The two smallest babies weren't half way done. They thought that the marina was fine. They were puppies, roughhousing and wrestling, playing chase and keep-away around and around and around the marina. An auntie stayed behind to mind them - or rather, to mind US up on the pontoon, in case we had designs upon the babies. She lay on the water at the side of the pontoon, with one calm eye staring into mine, breathing deep dolphin breath onto my face.
The babes became terribly bored with wrestling, every three minutes or so, and ran sprints between the pontoons, ending when they tried a loop and became stuck there, half-in and half out of the water. One great sideways waggle and they were back in motion, but the moment was lost and it was time to sit on each other and give terrible, squeaky batterings with fin and nose and tail. Gradually, their rumbistications drifted outward toward the open water, and with one last deep fishy breath, the auntie dropped under the surface of the water and moved to follow them out to sea.

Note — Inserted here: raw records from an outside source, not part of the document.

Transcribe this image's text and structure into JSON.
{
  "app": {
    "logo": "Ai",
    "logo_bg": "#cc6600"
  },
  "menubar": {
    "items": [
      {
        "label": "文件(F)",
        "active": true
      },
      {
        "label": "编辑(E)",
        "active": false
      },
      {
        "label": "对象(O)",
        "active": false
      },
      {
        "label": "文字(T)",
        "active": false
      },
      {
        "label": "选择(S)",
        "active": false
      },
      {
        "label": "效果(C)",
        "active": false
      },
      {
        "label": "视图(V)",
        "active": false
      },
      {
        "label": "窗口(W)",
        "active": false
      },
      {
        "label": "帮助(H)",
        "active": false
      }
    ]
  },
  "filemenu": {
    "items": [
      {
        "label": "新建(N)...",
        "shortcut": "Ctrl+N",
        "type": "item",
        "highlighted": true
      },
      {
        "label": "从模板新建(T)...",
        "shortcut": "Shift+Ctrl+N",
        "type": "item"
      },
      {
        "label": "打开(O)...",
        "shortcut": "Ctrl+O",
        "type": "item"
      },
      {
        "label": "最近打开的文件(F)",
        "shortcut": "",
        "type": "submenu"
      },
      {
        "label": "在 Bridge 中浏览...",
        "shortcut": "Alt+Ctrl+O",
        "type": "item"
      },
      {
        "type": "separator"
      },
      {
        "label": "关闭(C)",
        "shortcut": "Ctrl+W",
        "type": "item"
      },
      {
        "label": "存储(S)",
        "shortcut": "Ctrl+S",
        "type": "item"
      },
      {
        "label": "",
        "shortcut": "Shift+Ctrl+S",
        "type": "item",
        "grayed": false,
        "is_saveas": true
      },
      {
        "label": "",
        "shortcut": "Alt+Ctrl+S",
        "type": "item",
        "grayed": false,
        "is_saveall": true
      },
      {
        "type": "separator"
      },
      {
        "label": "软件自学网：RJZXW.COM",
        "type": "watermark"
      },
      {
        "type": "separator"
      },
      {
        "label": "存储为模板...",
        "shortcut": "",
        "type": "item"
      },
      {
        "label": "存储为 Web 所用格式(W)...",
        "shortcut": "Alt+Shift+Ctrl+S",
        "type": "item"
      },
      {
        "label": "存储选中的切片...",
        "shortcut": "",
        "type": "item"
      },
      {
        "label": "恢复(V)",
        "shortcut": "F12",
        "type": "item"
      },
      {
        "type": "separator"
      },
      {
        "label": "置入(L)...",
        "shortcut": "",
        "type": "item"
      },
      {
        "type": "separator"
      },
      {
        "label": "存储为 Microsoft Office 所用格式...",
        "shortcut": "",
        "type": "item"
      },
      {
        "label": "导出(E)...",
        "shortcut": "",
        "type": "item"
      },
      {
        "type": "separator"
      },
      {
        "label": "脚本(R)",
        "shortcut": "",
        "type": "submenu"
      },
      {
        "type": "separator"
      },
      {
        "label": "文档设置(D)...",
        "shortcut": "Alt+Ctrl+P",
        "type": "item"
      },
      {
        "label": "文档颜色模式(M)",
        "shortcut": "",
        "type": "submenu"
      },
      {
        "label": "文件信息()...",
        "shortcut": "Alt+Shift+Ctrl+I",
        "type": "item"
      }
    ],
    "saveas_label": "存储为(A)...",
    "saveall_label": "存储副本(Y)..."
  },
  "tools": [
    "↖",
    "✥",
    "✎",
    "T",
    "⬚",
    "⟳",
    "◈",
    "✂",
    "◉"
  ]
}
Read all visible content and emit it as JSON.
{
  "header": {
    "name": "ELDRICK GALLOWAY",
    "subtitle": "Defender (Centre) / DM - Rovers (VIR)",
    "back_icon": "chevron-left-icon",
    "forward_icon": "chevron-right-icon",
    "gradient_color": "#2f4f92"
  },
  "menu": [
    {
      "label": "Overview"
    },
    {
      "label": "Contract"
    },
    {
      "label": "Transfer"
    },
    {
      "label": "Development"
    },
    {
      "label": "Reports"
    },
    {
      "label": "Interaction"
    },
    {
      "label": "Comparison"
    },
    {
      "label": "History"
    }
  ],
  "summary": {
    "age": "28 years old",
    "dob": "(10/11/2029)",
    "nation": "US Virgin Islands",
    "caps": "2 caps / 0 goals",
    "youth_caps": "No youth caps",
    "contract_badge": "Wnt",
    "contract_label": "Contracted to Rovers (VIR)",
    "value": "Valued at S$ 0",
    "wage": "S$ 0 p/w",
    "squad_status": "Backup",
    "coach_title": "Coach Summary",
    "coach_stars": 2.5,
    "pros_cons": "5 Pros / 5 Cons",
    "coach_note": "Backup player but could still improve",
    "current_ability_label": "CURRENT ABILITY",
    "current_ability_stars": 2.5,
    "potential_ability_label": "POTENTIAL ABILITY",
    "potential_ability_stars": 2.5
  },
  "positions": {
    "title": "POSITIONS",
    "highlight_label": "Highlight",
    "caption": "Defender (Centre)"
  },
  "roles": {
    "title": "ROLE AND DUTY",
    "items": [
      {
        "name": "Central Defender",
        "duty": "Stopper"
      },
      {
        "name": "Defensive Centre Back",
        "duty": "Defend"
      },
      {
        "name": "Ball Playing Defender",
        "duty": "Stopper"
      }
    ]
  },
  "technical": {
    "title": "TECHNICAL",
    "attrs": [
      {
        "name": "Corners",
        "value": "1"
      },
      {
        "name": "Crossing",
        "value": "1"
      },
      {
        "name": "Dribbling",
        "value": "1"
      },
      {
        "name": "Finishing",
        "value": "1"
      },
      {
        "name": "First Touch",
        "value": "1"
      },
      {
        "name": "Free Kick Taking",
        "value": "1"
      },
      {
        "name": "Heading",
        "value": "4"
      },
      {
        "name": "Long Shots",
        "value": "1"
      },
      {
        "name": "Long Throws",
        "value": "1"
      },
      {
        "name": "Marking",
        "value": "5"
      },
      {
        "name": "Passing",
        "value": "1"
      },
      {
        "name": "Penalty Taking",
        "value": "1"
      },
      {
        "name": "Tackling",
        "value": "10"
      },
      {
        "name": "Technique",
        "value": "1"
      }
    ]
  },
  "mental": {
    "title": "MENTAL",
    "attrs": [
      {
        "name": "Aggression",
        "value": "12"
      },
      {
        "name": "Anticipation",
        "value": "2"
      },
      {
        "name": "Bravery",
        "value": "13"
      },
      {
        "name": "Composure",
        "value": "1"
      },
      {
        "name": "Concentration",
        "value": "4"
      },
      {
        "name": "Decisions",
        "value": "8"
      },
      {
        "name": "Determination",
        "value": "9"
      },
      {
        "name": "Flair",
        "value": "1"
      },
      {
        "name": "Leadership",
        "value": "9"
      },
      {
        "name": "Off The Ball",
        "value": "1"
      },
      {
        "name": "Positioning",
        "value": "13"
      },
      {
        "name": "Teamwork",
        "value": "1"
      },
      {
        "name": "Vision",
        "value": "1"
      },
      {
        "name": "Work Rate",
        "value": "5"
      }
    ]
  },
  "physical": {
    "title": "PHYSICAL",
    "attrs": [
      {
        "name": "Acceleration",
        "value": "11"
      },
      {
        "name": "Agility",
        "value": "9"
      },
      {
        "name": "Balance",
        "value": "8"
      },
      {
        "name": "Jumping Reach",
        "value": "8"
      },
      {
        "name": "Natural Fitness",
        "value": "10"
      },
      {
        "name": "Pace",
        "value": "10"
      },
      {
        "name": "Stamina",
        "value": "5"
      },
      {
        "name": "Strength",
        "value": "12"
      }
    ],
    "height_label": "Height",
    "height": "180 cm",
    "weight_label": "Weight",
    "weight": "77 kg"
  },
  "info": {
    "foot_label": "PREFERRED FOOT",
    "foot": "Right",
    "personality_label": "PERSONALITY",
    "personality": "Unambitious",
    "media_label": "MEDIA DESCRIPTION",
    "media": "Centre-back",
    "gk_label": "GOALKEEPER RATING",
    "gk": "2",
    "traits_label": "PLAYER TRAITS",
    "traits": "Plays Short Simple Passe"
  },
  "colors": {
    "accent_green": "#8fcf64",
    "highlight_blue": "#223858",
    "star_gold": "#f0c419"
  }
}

A woman trudged down the boat ramp with a plastic bag full of frozen bait fish.
"Do you think the dolphins would eat them?" She asked us.
We held out the fish popsicles, but the dolphins were entirely disinterested, heading out for open water and accelerating.
A pelican on the next pontoon over was all interest. He shifted from one great blue foot to the other, and spread his wings and opened his great beak and shook out his enormous crop - that pelican thought we were the greatest things on land or sea.
Dr Tabubil and I headed for dry land. We didn't know what it would feel like to find your crop fill of cold frozen fish, but we didn't want to be around when he found out. Pelicans can have nasty tempers. And very sharp beaks. And carry grudges. Poor Darlings.